Um professor meu adicionou ao meu vocabulário (e ao meu imaginário) diferentes denotações para instituições de ensino superior. Unidroga, Uniesquina, Unigrana, Uniestelionato. Realmente, muitas organizações de ensino superior (e num post mais tarde falarei sobre a diferença de organizações e instituições de ensino superior) estão aí apenas para lucrar.
Mas alguém chega e fala: “Caio, essas organizações estão aí pra dar acesso ao ensino superior àqueles que não poderiam ter se não fosse elas.” Afinal, é melhor o indivíduo ter ensino superior, mesmo que seja uma bosta, do que não ter – e aí a bosta é garantida.
Concordo. Mas em nenhum dos anteriores nós saímos da bosta. O assunto é complicado. Primeiro, há a questão de acesso, na qual vou me estender aqui. A questão da qualidade, entretanto, é mais complicada. Como uma vez um professor me ensinou, é uma questão de agostinho: eu sei o que o tempo (qualidade) é, mas quando me perguntam sobre o que é o tempo (qualidade) eu não sei mais o que o tempo (qualidade) é.
O acesso ao ensino superior está bem correlacionado ao PIB per capita, mas não se limita a ele. Essa tendência também está ligada ao mercado de trabalho e aos custos públicos e privados de expansão (Marginson, 2016)
Perceba. Temos três tipos de acesso ao ensino superior. Primeiro, as de elite. Federais, estaduais, e PUCs, sendo bem amplo e deixando várias de lado. Segundo, temos as demais, geralmente comunitárias (no sentido legal da palavra, excluindo aquelas filantrópicas e confessionais), e aquelas com fins lucrativos. Terceiro, temos a ausência de acesso.
Nas organizações de elite, o ensino é caro, mas é aquele que mais dá credenciais. Entretanto, o que o aluno (ou a família) busca não é apenas a credencial, mas sim uma puta credencial, que vem junto com introdução à pesquisa científica, com serviços à comunidade, e altas mensalidades (ou mensalidades bancadas por mim e por você, no caso das públicas). Esses são os diretores e CEOs das empresas brasileiras, via de regra.

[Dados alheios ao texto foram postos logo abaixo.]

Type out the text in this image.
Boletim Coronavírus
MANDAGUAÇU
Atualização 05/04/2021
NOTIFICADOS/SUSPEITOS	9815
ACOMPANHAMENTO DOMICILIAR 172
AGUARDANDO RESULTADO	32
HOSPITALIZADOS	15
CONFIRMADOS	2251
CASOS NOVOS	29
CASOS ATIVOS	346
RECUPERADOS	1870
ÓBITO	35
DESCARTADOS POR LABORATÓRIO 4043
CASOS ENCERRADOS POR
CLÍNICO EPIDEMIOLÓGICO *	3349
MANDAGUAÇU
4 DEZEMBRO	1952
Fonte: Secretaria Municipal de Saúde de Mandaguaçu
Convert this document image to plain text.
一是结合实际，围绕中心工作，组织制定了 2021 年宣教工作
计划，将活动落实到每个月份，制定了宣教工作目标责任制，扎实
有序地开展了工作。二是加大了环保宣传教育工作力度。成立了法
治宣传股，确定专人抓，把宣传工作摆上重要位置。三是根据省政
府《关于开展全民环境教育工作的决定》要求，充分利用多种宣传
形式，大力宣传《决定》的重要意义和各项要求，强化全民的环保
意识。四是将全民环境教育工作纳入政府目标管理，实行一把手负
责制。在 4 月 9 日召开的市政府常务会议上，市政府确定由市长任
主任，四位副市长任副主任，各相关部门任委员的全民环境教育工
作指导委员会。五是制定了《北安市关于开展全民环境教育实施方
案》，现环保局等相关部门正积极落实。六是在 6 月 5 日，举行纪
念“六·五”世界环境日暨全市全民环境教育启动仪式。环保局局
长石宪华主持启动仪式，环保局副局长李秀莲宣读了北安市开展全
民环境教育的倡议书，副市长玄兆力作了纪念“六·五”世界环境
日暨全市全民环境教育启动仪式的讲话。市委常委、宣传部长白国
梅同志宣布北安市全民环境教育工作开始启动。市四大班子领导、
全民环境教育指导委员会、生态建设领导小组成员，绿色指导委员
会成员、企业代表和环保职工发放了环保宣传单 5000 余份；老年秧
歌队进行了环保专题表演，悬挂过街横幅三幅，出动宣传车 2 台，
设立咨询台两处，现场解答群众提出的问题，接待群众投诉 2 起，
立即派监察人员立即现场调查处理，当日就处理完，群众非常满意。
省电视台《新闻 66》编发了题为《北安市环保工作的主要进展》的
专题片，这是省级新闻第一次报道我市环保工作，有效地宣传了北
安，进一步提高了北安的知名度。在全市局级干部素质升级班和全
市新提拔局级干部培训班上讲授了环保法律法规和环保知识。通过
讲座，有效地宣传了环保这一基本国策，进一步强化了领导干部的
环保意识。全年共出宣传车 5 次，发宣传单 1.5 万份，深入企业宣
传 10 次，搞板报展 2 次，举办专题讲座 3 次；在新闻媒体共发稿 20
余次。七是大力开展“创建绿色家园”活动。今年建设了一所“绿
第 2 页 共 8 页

Nas organizações, digamos, intermediárias, o ensino não é caro, é acessível para a classe média. Nessas organizações, os cursos predominantes são aqueles de alta demanda: administração, pedagogia, tecnólogos em gestão, licenciaturas, etc. Os alunos buscam esses cursos pela credencial – “eu tenho ensino superior”.
Sem acesso, os alunos saem do ensino médio direto para o mercado de trabalho. Mas eles estão virando exceção. Em pouco tempo, sapateiros, lixeiros, motoristas (já acontece com o Uber), e outras profissões vocacionais também terão ensino superior.
Meu ponto aqui é: isso é uma tendência mundial. Na Coréia do Sul e no Canadá, mais de 98% da população adulta tem ensino superior. A tendência é que no Brasil também seja assim daqui a pouco – a não ser que nossa educação básica se mantenha no péssimo rumo atual. Mas quando pensar nisso, não acredite em ninguém que fale que “se não fosse por mim a filha da empregada não estaria estudando”. Bullshit. Isso acontece no mundo inteiro faz tempo, seu babaca.
REFERÊNCIAS
Marginson, S. (2016). The worldwide trend to high participation higher education: Dynamics of social stratification in inclusive systems. Higher Education, 72(4), 413-434.
Marginson, S. (2016). High participation systems of higher education. The Journal of Higher Education, 87(2), 243-271
Trow, M. 1974. Problems in the transition from elite to mass higher education. In OECD (ed.), The general report on the conference on the future structures of post-secondary education. Paris: OECD
Schofer, E., & Meyer, J. (2005). The worldwide expansion of higher education in the twen- tieth century. American Sociological Review, 70, 898–920.